Leterme échoue à réunir l’Orange bleue
n.c.
Mercredi 21 novembre 2007
164 jours sans gouvernement. Yves Leterme a échoué dans une vaine tentative de réunir mercredi soir les chefs de délégation de l'orange bleue en vue de reprendre les négociations relatives à la formation du gouvernement, à l'arrêt depuis deux semaines.
Yves Leterme a échoué dans une vaine tentative de réunir mercredi soir les chefs de délégation de l'orange bleue en vue de reprendre les négociations relatives à la formation du gouvernement, à l'arrêt depuis deux semaines. Diverses sources ont confirmé que la réunion plénière qui était dans l'air n'aurait finalement pas lieu mercredi soir.
Alors qu'un regain d'optimisme semblait gagner différentes composantes de l'orange bleue ces derniers jours et que des discussions bilatérales allaient bon train ces dernières heures pour concilier les points de vue sur le volet institutionnel, l'intransigeance semble avoir repris le dessus mercredi soir, empêchant la tenue d'une réunion plénière, a-t-on indiqué à plusieurs sources.
Si des évolutions symboliques ou d'ordre sémantique ont pu être constatées ces derniers jours, quant au fond, de réelles évolutions n'ont pas été perçues. Après la sortie du MR, disposé à discuter d'une réforme de l'Etat pour 2008, et les réactions positives du CD&V et de l'Open Vld, le cdH a rappelé que toute discussion institutionnelle devait être renvoyée hors du gouvernement. Le FDF a indiqué qu'il n'y aurait pas de discussion institutionnelle en l'absence de nomination des trois bourgmestres francophones de la périphérie. Et le CD&V/N-VA continue à exiger que figure dans l'accord de gouvernement la garantie qu'il y ait une importante réforme de l'Etat définie dans le temps.
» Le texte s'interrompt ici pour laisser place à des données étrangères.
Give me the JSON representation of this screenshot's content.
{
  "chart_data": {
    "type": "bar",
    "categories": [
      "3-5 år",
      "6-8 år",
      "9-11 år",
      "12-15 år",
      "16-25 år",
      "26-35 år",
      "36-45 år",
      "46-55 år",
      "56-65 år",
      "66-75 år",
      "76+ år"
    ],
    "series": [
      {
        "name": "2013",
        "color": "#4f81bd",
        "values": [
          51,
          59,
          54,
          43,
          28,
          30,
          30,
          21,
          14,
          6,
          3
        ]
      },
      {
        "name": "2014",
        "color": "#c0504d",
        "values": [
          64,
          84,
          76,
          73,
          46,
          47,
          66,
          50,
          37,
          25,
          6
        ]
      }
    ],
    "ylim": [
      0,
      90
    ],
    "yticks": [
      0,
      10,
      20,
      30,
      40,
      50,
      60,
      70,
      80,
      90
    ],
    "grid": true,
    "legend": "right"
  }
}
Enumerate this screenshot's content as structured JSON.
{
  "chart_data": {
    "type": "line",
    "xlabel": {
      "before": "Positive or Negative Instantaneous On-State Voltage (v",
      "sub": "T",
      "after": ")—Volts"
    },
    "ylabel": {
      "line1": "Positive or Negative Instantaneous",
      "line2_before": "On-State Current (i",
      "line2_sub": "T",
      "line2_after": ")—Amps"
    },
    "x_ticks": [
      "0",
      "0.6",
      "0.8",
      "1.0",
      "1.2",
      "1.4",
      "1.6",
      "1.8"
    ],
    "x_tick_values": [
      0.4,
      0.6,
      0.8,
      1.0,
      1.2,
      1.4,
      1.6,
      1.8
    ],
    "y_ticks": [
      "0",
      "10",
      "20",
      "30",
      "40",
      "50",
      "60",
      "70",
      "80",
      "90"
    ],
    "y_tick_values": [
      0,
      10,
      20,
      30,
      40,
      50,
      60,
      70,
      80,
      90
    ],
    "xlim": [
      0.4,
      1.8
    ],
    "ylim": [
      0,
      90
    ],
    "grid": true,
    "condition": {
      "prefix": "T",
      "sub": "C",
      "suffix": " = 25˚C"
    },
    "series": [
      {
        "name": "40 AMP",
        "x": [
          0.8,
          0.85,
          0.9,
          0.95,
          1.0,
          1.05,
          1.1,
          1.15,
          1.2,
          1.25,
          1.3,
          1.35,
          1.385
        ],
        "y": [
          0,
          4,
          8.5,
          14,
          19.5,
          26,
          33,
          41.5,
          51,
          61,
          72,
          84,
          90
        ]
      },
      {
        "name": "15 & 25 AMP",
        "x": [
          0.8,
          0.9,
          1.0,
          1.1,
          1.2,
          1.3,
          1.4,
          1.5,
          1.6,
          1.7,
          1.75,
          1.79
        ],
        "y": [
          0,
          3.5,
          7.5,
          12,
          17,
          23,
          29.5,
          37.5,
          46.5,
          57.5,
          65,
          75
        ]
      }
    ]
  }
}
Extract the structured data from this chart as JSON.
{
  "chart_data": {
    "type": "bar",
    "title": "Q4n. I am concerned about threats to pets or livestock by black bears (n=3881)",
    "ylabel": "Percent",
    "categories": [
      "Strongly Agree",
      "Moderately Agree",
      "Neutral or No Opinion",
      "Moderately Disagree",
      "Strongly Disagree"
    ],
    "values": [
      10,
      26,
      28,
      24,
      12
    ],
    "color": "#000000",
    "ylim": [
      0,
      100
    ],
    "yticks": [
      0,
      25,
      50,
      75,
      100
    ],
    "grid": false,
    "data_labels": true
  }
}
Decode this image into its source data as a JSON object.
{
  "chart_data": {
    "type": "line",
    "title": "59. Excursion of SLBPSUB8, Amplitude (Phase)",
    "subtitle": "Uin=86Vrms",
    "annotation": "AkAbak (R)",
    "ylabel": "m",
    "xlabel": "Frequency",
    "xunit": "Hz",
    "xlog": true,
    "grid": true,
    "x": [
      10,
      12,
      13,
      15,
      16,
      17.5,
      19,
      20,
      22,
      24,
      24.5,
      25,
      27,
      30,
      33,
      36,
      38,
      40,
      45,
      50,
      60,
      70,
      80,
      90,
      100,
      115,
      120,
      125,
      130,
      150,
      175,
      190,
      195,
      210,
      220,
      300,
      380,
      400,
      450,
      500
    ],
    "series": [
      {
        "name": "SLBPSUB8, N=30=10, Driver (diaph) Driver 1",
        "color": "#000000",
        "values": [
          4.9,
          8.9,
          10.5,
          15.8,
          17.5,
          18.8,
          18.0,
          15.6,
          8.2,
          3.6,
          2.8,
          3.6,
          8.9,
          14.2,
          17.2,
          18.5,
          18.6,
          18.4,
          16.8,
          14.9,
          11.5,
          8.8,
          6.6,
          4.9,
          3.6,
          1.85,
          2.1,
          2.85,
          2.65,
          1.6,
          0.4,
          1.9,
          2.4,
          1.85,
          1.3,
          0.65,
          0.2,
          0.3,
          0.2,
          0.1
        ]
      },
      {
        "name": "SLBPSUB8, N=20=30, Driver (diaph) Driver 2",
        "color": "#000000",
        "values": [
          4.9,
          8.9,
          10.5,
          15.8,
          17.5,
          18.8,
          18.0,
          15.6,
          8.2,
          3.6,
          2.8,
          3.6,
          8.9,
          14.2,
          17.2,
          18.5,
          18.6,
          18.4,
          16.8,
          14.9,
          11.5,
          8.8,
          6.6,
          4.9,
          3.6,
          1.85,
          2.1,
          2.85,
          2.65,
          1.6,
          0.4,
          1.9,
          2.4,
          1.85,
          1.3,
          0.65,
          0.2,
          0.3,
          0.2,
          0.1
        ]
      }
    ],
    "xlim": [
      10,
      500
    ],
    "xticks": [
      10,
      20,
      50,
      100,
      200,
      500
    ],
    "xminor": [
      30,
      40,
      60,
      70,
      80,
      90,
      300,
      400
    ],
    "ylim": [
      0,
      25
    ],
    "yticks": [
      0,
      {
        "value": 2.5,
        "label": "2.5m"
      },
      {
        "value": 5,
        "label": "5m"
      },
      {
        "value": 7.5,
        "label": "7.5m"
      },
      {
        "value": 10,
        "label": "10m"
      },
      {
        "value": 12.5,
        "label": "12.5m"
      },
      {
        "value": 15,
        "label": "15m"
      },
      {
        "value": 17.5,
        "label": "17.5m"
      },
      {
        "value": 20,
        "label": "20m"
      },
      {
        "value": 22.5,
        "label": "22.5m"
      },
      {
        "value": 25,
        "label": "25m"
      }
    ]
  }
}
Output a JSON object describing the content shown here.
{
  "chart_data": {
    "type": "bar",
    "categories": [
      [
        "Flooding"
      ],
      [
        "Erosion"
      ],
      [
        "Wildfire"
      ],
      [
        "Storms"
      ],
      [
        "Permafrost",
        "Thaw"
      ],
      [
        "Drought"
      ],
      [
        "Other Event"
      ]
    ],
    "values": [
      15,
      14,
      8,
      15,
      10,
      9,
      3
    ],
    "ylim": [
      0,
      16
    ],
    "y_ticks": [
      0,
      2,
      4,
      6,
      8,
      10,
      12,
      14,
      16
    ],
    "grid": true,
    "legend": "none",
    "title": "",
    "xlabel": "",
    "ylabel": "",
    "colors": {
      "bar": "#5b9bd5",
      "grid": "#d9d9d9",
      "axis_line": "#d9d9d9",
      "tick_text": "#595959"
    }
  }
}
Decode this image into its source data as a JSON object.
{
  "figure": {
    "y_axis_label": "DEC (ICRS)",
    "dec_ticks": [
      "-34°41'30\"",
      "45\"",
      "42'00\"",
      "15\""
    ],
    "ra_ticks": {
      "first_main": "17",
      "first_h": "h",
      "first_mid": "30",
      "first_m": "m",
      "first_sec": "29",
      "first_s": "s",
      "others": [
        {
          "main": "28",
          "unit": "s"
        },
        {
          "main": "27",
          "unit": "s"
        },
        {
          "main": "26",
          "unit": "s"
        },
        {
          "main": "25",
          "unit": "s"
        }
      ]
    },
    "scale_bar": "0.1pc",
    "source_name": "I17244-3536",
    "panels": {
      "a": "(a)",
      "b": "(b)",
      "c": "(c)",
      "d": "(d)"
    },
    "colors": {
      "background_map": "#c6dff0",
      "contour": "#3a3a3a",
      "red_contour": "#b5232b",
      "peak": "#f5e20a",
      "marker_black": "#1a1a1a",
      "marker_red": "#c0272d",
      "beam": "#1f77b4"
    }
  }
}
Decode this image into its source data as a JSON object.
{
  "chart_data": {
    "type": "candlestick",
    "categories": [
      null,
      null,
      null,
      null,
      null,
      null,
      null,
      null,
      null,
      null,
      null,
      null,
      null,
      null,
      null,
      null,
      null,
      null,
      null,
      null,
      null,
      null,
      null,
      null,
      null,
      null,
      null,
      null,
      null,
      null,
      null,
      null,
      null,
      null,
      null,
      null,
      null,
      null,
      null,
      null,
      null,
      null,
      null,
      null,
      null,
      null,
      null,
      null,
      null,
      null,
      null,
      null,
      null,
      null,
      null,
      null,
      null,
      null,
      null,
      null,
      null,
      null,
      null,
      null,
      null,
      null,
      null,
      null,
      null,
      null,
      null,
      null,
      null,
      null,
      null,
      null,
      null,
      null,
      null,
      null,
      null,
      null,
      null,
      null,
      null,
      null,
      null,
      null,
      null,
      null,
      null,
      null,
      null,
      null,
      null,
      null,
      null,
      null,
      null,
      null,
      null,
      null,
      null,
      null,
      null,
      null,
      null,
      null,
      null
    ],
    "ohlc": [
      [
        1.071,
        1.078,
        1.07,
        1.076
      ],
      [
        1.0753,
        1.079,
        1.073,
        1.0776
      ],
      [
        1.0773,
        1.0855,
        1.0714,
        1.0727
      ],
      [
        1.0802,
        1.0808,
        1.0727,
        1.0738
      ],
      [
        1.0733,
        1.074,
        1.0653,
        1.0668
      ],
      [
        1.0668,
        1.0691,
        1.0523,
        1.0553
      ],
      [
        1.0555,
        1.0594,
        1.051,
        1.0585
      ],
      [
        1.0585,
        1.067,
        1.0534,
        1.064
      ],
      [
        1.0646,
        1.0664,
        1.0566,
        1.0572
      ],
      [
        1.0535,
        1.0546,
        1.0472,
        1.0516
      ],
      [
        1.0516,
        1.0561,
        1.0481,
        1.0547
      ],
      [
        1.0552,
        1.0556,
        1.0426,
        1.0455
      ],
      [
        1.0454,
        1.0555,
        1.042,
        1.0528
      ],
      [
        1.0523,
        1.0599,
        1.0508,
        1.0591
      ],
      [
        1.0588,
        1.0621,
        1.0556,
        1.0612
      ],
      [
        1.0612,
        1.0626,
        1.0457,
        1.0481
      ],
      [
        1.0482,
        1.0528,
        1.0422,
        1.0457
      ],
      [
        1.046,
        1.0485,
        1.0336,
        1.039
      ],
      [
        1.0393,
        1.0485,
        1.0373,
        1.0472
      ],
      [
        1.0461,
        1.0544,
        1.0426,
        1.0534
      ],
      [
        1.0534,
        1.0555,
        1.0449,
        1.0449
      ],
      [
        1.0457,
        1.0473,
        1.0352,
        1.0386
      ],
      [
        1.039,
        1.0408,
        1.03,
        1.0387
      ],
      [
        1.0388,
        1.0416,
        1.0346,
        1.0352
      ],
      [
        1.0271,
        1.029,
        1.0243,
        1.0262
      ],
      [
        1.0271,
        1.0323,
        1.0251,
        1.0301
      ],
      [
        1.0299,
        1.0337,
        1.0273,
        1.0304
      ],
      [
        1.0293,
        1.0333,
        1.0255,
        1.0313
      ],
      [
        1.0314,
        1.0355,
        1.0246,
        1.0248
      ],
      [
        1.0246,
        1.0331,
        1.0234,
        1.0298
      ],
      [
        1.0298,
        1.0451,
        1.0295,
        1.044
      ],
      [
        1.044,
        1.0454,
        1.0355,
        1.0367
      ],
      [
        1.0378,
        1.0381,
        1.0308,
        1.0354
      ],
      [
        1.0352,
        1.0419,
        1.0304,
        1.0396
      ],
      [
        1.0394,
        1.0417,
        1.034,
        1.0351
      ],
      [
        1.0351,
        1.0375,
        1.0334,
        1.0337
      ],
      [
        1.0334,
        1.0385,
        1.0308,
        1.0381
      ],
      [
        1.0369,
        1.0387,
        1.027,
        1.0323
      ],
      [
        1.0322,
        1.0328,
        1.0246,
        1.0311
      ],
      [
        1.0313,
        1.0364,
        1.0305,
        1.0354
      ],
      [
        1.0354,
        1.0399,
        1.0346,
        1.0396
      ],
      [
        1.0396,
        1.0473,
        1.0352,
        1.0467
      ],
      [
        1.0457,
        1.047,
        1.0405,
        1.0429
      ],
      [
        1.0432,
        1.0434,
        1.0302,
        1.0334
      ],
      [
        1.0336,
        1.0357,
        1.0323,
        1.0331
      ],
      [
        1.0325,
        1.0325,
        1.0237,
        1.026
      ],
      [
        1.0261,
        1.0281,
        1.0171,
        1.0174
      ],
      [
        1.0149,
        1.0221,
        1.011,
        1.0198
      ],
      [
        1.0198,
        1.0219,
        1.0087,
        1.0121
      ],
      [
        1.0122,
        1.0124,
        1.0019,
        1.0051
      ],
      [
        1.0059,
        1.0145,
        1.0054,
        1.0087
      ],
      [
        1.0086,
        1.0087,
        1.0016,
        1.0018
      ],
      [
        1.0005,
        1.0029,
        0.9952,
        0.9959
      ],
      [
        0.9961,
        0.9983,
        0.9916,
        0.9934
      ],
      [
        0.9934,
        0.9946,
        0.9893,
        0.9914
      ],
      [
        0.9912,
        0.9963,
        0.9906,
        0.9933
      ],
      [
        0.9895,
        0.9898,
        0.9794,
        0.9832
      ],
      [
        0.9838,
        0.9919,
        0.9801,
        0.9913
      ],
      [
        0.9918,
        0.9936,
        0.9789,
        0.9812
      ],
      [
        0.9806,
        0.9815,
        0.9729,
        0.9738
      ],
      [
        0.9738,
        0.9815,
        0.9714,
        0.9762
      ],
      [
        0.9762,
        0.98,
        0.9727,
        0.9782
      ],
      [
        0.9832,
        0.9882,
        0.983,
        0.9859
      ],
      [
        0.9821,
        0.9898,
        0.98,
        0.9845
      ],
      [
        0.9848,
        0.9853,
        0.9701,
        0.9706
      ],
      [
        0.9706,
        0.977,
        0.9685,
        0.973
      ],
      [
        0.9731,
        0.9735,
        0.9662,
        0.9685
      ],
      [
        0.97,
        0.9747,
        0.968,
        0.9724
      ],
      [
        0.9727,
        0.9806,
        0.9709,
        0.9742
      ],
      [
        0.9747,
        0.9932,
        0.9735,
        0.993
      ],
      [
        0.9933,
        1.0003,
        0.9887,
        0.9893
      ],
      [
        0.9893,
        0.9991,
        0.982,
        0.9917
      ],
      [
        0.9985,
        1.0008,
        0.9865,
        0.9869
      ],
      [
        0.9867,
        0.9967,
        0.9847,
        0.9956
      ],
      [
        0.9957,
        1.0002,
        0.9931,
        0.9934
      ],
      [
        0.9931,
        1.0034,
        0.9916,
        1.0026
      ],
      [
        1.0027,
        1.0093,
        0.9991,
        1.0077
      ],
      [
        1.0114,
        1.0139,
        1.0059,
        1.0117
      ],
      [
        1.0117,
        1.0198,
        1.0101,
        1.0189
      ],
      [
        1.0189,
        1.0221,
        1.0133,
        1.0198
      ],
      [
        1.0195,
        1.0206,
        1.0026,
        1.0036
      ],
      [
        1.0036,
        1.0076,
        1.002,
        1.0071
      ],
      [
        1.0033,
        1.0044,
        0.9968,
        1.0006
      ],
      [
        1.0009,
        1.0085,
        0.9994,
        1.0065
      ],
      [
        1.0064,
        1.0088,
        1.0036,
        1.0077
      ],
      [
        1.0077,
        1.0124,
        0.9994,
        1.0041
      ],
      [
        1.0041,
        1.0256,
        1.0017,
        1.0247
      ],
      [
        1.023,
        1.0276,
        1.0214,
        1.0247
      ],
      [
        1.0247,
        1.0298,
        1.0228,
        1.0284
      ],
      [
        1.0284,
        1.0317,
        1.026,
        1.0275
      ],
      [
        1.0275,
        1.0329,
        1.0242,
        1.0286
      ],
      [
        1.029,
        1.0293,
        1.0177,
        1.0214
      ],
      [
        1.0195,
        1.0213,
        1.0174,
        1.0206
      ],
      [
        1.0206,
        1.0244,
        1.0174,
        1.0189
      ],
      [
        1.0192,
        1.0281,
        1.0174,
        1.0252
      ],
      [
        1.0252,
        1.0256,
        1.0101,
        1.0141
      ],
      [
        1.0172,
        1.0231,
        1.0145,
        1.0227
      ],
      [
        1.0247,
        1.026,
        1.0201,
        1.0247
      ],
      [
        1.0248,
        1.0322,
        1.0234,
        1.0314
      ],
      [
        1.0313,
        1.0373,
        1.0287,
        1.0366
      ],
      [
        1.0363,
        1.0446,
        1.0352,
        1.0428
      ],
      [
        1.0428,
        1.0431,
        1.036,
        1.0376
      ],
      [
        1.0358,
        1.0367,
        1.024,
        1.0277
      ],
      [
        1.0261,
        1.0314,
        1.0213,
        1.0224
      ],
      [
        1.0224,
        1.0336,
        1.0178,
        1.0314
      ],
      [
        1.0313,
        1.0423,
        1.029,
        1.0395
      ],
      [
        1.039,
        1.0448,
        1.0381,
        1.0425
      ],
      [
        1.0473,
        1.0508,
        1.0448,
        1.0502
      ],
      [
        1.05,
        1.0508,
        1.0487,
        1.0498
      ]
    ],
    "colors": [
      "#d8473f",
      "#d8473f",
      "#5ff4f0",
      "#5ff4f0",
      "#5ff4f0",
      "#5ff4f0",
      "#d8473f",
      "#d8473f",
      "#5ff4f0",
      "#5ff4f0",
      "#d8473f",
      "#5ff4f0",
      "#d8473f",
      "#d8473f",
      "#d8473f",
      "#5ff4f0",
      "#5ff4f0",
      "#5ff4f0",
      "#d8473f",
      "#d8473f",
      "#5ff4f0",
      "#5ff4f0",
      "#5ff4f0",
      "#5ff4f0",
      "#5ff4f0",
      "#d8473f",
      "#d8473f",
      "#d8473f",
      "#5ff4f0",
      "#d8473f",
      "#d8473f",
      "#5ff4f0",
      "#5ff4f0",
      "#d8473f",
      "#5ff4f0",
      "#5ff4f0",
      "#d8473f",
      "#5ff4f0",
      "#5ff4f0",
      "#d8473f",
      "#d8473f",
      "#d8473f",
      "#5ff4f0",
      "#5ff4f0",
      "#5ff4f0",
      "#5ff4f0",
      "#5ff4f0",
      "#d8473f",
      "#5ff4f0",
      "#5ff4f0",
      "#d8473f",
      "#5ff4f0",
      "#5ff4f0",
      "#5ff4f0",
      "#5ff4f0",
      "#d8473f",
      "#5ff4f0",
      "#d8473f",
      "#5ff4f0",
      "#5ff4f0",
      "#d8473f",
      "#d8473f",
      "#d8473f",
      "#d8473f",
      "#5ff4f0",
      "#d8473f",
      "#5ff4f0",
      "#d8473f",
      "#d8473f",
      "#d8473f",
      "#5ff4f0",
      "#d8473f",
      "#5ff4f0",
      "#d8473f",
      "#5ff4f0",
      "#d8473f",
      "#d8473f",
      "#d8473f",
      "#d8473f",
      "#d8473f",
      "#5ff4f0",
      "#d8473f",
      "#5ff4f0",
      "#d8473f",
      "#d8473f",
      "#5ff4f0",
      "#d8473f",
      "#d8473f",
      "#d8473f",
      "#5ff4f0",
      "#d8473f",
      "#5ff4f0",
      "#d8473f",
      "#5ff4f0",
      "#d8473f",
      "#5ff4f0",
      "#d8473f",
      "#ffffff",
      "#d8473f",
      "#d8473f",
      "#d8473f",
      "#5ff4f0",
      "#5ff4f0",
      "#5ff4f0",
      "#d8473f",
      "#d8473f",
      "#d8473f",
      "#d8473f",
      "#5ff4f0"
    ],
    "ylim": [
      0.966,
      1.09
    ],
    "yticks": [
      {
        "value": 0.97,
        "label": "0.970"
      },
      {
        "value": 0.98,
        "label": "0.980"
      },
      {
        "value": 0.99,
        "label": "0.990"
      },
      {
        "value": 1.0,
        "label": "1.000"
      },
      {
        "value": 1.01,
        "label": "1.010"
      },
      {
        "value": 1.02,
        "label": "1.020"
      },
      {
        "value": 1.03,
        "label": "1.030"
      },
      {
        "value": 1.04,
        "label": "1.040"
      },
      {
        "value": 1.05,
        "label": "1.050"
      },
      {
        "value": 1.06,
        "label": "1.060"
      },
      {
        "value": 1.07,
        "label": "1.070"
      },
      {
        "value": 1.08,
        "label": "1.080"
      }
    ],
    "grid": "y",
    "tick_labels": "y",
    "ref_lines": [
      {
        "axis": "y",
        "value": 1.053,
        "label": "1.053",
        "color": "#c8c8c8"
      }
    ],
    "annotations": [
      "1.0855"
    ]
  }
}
Quant à la Convention qui serait chargée de préparer la réforme de l'Etat, elle nécessite l'appoint de la future opposition et là non plus, les choses ne sont pas claires. Si les écologistes y voient la possibilité d'opérer dans le cadre d'un dialogue de communauté à communauté réunissant la majorité et l'opposition, le sp.a persiste à refuser d'y siéger et le PS, dont la communication s'est faite en deux temps mercredi, confirme les conditions à son éventuel soutien à un tel processus. Il demande que les Francophones parlent d'une seule voix et continue à exiger un geste d'apaisement des partis flamands. A ces conditions, le PS se dit disposé à soutenir ce qui n'affaiblira pas les Francophones.